Los incendios del verano de 2025 han tenido un impacto notable en la comunidad autónoma. Numerosos municipios rurales han sufrido pérdidas económicas y medioambientales que se suman a la vulnerabilidad que ya arrastraban sectores como el agrícola o el apícola. Para muchos pequeños negocios, la destrucción de pastos, colmenas o instalaciones supone un golpe difícil de absorber sin un respaldo económico inmediato.
En este sentido, la ayuda se configura como un instrumento de emergencia más que un plan de compensación a largo plazo. La intención es sostener la viabilidad de las explotaciones en el corto plazo, evitando que autónomos y micropymes tengan que cerrar su actividad por falta de liquidez.
Un apoyo inmediato para mantener la viabilidad de pequeños negocios rurales
El plazo de solicitud se abrirá el 15 de septiembre y se prolongará hasta el 30 de octubre.
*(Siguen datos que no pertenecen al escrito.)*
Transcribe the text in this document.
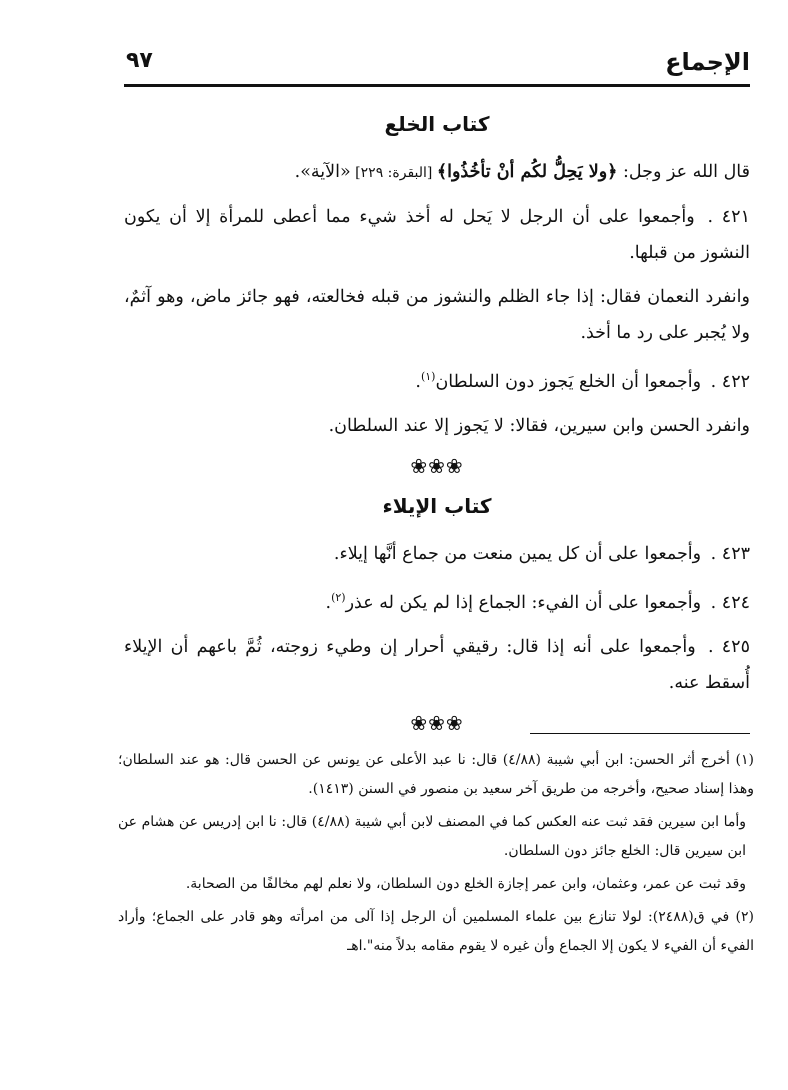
الإجماع
٩٧
كتاب الخلع

قال الله عز وجل: ﴿ولا يَحِلُّ لكُم أنْ تأخُذُوا﴾ [البقرة: ٢٢٩] «الآية».

٤٢١ . وأجمعوا على أن الرجل لا يَحل له أخذ شيء مما أعطى للمرأة إلا أن يكون النشوز من قبلها.

وانفرد النعمان فقال: إذا جاء الظلم والنشوز من قبله فخالعته، فهو جائز ماض، وهو آثمٌ، ولا يُجبر على رد ما أخذ.

٤٢٢ . وأجمعوا أن الخلع يَجوز دون السلطان$^{(١)}$.

وانفرد الحسن وابن سيرين، فقالا: لا يَجوز إلا عند السلطان.

❀❀❀
كتاب الإيلاء

٤٢٣ . وأجمعوا على أن كل يمين منعت من جماع أنَّها إيلاء.

٤٢٤ . وأجمعوا على أن الفيء: الجماع إذا لم يكن له عذر$^{(٢)}$.

٤٢٥ . وأجمعوا على أنه إذا قال: رقيقي أحرار إن وطيء زوجته، ثُمَّ باعهم أن الإيلاء أُسقط عنه.

❀❀❀

(١) أخرج أثر الحسن: ابن أبي شيبة (٤/٨٨) قال: نا عبد الأعلى عن يونس عن الحسن قال: هو عند السلطان؛ وهذا إسناد صحيح، وأخرجه من طريق آخر سعيد بن منصور في السنن (١٤١٣).

وأما ابن سيرين فقد ثبت عنه العكس كما في المصنف لابن أبي شيبة (٤/٨٨) قال: نا ابن إدريس عن هشام عن ابن سيرين قال: الخلع جائز دون السلطان.

وقد ثبت عن عمر، وعثمان، وابن عمر إجازة الخلع دون السلطان، ولا نعلم لهم مخالفًا من الصحابة.

(٢) في ق(٢٤٨٨): لولا تنازع بين علماء المسلمين أن الرجل إذا آلى من امرأته وهو قادر على الجماع؛ وأراد الفيء أن الفيء لا يكون إلا الجماع وأن غيره لا يقوم مقامه بدلاً منه".اهـ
Durante ese periodo, los profesionales del campo interesados deberán completar la tramitación a través de la sede electrónica de la administración autonómica. La rapidez en la presentación será determinante, ya que la concesión se hará por orden de entrada hasta agotar el presupuesto.
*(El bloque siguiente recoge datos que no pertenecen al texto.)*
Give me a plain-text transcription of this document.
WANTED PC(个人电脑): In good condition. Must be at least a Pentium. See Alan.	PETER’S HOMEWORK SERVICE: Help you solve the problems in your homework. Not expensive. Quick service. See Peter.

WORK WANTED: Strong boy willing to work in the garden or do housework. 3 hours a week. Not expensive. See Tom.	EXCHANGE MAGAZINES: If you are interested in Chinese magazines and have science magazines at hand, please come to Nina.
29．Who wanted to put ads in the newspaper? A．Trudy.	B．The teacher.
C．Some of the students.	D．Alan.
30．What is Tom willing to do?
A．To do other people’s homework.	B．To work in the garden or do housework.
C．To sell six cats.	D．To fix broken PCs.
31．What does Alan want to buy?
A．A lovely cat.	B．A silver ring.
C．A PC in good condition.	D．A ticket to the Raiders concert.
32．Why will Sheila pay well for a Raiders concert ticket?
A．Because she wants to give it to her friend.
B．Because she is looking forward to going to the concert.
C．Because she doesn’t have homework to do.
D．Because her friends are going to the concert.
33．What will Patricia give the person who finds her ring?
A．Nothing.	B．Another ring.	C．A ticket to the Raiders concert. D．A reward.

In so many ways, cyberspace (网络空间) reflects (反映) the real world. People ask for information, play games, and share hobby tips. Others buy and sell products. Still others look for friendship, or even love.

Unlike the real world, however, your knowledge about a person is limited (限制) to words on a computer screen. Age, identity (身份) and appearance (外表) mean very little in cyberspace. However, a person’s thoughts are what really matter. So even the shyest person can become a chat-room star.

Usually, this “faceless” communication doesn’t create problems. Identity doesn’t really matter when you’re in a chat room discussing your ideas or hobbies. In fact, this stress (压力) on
El carácter directo de la ayuda elimina la necesidad de concurrencia competitiva. No habrá puntuaciones ni baremos complejos, sino que la administración concederá la subvención a los primeros solicitantes que cumplan los requisitos básicos establecidos.
La administración autonómica ha fijado en 2,5 millones de euros el techo presupuestario de esta convocatoria. Esa cantidad permitirá cubrir a 460 explotaciones, que recibirán, cada una, 5.500 euros. No se contemplan ampliaciones en esta convocatoria, por lo que las cifras se consideran cerradas.
La medida se enmarca en un conjunto más amplio de actuaciones impulsadas tras los incendios de 2025. El objetivo común es proteger el tejido productivo de las zonas rurales y evitar la pérdida de actividad económica en áreas que ya se enfrentan a problemas de despoblación.
Un procedimiento simplificado para acelerar la entrega de los fondos
Los sectores directamente incluidos en la convocatoria son el agrícola, el ganadero y el apícola. Se trata de actividades que, en Castilla y León, dependen en gran medida de autónomos y pequeños negocios familiares. Su continuidad resulta esencial para la economía de los municipios afectados y para el mantenimiento del empleo en el medio rural.
La cuantía fija de 5.500 euros por explotación se ha diseñado con el propósito de facilitar una respuesta inmediata. Aunque no cubra la totalidad de las pérdidas, sí puede marcar la diferencia entre mantener la actividad o abandonarla. Este planteamiento responde a la lógica de la emergencia y a la necesidad de dar liquidez en plazos cortos.
Los incendios han puesto de manifiesto la fragilidad de muchas explotaciones ante situaciones imprevistas. La destrucción de colmenas implica la dificultad de reponerlas a corto plazo, con efectos en la producción futura. En el caso del ganado, los efectos sobre la rentabilidad futura son igualmente graves.
La convocatoria insiste en que las ayudas se destinarán a cubrir pérdidas de producción y daños materiales. No se contemplan otros conceptos de gasto, sino únicamente aquellos directamente vinculados a los incendios. De esta manera, la administración focaliza el uso de los fondos en la recuperación de la capacidad productiva.